Welsh conservationist

Esmé Kirby (born Esmé Cummins, 31 August 1910, Croydon; died 18 October 1999, Snowdonia) was a conservationist who formed the Snowdonia National Park Society in 1958 to ensure the mountains would be protected from future development. Her parents were Tancred Cummins and Dora Hague. Her father moved the family to Deganwy in North Wales to build the North Wales Golf Club in 1894. Her maternal grandfather was the Victorian artist Joshua Anderson Hague and her uncle was also a well-respected artist, Anderson (Dick) Hague. After she finished her education at Arne Hall School in Llandudno, she became an actress and then a horse riding instructor.

In 1934 she married Thomas Firbank, whose bestseller I Bought a Mountain describes their life at the hill farm Dyffryn Mymbyr during the 1930s. In 1938, they walked the Welsh 3000s, 14 peaks over 3000 feet, in 9 hours, 29 minutes, setting the women's record at that time. After her husband enlisted for World War II, he never returned to the farm and left her to manage it alone. She lived there for the rest of her life and is buried on the hillside. She left the farm to the National Trust.

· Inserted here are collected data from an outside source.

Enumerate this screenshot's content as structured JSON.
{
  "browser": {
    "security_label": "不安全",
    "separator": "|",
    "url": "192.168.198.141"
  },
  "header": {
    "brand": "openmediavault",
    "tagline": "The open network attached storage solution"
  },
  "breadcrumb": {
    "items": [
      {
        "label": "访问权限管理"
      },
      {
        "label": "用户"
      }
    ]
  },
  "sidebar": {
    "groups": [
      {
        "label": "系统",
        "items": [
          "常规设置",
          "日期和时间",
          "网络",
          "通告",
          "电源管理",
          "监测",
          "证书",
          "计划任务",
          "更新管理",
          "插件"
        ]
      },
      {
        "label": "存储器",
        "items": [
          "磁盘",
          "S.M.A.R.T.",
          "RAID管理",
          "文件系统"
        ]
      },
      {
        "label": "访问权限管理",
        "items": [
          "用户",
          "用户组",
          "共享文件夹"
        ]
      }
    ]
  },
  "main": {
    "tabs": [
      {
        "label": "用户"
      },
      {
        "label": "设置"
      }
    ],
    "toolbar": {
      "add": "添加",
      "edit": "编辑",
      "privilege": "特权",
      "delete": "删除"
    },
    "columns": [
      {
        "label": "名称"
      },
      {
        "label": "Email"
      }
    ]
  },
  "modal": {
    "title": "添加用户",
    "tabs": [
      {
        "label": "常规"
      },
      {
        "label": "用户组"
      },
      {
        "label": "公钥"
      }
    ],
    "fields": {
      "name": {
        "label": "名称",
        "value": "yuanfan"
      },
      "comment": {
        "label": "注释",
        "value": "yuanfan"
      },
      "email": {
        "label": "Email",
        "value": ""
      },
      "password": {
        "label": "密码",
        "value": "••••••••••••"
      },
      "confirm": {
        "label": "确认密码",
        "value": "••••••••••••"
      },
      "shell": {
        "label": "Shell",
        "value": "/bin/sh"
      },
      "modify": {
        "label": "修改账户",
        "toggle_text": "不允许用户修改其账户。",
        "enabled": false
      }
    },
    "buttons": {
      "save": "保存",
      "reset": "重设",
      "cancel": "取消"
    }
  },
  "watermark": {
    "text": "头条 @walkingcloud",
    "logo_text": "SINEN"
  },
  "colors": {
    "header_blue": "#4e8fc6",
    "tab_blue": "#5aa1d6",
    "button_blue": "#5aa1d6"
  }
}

The Snowdonia National Park Society became The Snowdonia Society in 1968. Kirby, along with her second husband, Major Peter Kirby, led the society in conservation efforts to establish walking paths and remove eyesores. They bought Tŷ Hyll (The Ugly House) to become the headquarters for the society and remodelled the gardens. But subsequently there was a falling out with the society's committee, and in 1991 she was ousted as chairman. In response, she immediately established the Esmé Kirby Snowdonia Trust. In 1997, in order to re-establish the red squirrel on Anglesey, she initiated the eradication of grey squirrels , building a partnership of like-minded people from within the local community. Today, the grey squirrel is absent from Anglesey and the island contains the largest red squirrel population in Wales.